Blog Yazıları

FLOORTIME’IN HEDEFİ (DIR)

Floortime’ın iki temel hedefi vardır. İlk hedefi çocuğun doğal ilgilerini takip etmek ve çocuğa yol göstermektir. Çocuğun ilgisini takip ederek onun duygusal ve duyusal açıdan nerede olduğunu daha görüp ilgilerini, isteklerini gözlemleyerek neleri eğlenceli bulduğunu onu neyin motive ettiğini keşfederiz. Buradan yola çıkarak oynadığı oyunları genişletip bir üst basamağa geçebilmesine yardımcı oluruz. İkinci hedefimiz ise çocuğun bizlerle iletişime geçebileceği, paylaşılan dünyanın içine çekmektir. Birçok nedenden dolayı çocuk kendi dünyasının içine girip bizlerle iletişimi reddediyor olabilir. Bu noktada yine çocuğun ilgisini takip edip hoşlandığı şeyleri anlayıp ona eşlik etmek ve ona saygı göstermek çok önemlidir. Bu yolla çocuk kendisini bize daha yakın hissedip iletişime geçecektir. Çocuk bir kez bizimle birlikte olmaktan hoşlanmaya başladığında, onun ilişki kurma, iletişime geçme gibi yetenekleri gerçekleştirmeye başlamasına yardımcı olabiliriz.
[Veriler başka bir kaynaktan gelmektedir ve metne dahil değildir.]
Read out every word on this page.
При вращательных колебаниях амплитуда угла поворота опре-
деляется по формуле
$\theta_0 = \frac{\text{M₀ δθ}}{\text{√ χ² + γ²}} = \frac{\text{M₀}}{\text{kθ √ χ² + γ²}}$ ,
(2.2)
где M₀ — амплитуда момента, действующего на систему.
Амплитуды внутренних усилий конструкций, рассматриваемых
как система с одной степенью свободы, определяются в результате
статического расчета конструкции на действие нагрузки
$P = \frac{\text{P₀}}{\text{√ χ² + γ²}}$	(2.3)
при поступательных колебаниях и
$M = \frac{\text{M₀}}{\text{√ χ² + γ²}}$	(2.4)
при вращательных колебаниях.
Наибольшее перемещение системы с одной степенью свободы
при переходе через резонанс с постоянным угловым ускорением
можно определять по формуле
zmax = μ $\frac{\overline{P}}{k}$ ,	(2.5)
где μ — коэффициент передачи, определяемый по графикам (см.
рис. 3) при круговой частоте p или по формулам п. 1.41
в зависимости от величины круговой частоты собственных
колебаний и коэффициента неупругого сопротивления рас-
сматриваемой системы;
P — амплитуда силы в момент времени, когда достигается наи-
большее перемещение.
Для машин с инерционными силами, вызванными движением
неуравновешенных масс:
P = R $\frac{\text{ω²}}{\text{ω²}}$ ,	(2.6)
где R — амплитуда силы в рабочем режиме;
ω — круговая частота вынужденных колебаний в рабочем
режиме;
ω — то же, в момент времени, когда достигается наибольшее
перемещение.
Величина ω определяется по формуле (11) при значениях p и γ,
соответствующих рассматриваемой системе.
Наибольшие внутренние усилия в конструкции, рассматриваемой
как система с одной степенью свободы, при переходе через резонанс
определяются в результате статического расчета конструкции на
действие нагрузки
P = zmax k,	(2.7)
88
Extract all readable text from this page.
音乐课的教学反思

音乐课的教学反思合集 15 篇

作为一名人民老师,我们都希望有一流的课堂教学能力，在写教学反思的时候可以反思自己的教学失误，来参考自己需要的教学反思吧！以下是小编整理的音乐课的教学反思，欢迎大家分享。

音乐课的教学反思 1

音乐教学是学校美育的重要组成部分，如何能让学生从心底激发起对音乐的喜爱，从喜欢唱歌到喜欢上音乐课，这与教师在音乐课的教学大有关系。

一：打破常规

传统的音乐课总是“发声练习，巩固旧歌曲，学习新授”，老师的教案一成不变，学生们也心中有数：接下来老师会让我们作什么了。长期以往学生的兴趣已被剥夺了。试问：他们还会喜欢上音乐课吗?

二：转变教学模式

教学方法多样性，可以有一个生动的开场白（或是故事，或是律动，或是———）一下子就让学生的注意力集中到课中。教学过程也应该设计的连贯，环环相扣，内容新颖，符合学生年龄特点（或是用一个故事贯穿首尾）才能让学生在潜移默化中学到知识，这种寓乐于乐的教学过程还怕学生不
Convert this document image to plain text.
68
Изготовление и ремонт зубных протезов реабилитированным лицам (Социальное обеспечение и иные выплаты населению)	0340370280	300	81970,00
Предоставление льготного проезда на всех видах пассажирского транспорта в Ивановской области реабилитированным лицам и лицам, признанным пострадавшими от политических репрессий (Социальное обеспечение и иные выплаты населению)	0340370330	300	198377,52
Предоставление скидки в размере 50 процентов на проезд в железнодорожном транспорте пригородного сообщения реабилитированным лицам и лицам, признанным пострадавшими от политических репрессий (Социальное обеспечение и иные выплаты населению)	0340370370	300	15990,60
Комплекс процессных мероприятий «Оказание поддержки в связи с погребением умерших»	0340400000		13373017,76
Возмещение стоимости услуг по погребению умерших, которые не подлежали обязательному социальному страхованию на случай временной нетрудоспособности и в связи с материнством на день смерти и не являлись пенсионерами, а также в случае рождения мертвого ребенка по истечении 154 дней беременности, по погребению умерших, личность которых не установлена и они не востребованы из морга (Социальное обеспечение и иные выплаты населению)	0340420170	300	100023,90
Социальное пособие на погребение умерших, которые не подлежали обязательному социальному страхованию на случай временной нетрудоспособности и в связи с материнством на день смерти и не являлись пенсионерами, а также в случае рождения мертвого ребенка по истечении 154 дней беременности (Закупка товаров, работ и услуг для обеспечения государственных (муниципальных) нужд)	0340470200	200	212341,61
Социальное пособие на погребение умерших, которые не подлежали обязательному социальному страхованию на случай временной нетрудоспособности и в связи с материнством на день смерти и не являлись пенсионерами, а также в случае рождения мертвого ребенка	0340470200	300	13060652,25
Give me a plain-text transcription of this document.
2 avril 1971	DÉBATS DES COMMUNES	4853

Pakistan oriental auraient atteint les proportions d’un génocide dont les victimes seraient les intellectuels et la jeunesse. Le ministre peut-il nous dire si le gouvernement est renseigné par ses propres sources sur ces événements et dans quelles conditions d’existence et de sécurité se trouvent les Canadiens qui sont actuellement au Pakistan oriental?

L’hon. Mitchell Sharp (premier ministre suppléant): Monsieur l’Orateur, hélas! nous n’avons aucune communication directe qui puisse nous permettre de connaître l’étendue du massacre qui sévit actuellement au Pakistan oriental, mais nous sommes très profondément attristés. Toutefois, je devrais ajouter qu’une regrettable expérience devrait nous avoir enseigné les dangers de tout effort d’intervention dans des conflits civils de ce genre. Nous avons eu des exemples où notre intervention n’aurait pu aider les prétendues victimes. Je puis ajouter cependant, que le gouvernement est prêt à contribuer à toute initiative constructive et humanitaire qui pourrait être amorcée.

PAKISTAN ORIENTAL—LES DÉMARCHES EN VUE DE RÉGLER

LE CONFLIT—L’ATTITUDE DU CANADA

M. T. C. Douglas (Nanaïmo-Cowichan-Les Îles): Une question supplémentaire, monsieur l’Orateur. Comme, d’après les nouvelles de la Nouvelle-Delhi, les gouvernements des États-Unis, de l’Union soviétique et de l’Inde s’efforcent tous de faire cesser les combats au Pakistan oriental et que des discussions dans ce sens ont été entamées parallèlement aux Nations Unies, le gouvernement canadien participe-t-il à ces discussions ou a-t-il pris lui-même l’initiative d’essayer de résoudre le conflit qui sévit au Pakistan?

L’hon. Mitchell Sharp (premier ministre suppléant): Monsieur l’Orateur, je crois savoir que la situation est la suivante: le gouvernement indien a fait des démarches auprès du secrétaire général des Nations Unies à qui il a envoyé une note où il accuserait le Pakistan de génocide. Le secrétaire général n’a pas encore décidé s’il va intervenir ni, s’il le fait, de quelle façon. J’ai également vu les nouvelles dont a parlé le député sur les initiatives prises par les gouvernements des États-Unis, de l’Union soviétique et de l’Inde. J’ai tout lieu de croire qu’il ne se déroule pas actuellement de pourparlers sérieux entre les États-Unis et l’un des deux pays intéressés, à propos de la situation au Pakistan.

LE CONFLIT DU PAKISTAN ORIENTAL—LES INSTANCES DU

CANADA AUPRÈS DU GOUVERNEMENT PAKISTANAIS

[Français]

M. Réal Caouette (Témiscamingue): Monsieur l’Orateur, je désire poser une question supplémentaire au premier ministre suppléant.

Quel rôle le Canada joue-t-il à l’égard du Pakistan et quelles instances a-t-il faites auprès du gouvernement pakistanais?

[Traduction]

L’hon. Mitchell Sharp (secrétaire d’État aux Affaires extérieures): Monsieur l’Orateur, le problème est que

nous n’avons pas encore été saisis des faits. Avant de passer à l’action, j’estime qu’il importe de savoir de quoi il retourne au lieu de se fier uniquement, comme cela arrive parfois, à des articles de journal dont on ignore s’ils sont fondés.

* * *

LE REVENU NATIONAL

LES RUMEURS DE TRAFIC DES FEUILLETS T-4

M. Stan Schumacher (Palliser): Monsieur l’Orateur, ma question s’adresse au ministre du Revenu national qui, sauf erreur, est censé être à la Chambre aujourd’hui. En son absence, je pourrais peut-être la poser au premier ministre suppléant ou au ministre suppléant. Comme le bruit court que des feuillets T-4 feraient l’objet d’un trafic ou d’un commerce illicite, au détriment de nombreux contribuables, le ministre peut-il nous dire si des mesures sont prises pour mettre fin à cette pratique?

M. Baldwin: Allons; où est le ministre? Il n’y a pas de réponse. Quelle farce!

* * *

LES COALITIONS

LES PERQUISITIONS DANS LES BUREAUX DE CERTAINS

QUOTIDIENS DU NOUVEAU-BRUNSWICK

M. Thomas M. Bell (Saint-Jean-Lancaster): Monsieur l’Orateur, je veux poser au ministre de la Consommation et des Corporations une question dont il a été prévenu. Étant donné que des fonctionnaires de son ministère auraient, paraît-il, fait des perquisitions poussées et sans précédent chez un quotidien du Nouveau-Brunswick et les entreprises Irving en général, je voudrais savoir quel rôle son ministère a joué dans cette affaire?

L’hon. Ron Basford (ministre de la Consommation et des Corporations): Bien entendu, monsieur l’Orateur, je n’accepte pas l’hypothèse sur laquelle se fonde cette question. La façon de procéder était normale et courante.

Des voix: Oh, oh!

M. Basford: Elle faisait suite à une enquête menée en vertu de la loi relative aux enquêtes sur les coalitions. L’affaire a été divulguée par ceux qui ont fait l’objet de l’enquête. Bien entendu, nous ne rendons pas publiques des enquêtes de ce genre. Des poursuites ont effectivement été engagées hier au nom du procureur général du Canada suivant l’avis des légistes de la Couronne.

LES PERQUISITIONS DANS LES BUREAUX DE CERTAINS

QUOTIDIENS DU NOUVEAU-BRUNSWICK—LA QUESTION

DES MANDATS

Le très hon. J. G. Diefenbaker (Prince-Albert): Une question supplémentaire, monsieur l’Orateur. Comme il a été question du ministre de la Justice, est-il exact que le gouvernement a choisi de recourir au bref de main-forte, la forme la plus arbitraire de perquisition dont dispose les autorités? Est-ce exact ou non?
Özet olarak DIR Floortime çocuğu izleyip onu kendi dünyamıza çekmeyi ve bunu yaparken çocuğun bireysel farklılıklarını, fonksiyonel duygusal gelişimini, aile kalıplarını göz önünde bulundurarak çocuğun gelişim basamaklarını çıkmasına yardımcı olmaktır. Çocukla çalışırken kendi kişilik özelliklerimizi de göz önünde bulundurmalıyız. Çalışmalar sırasında çocuğun enerjisi ile kendi enerjimizin uyuşup uyuşmadığı, çocuğa göre esneklik gösterip göstermediğimiz önemlidir.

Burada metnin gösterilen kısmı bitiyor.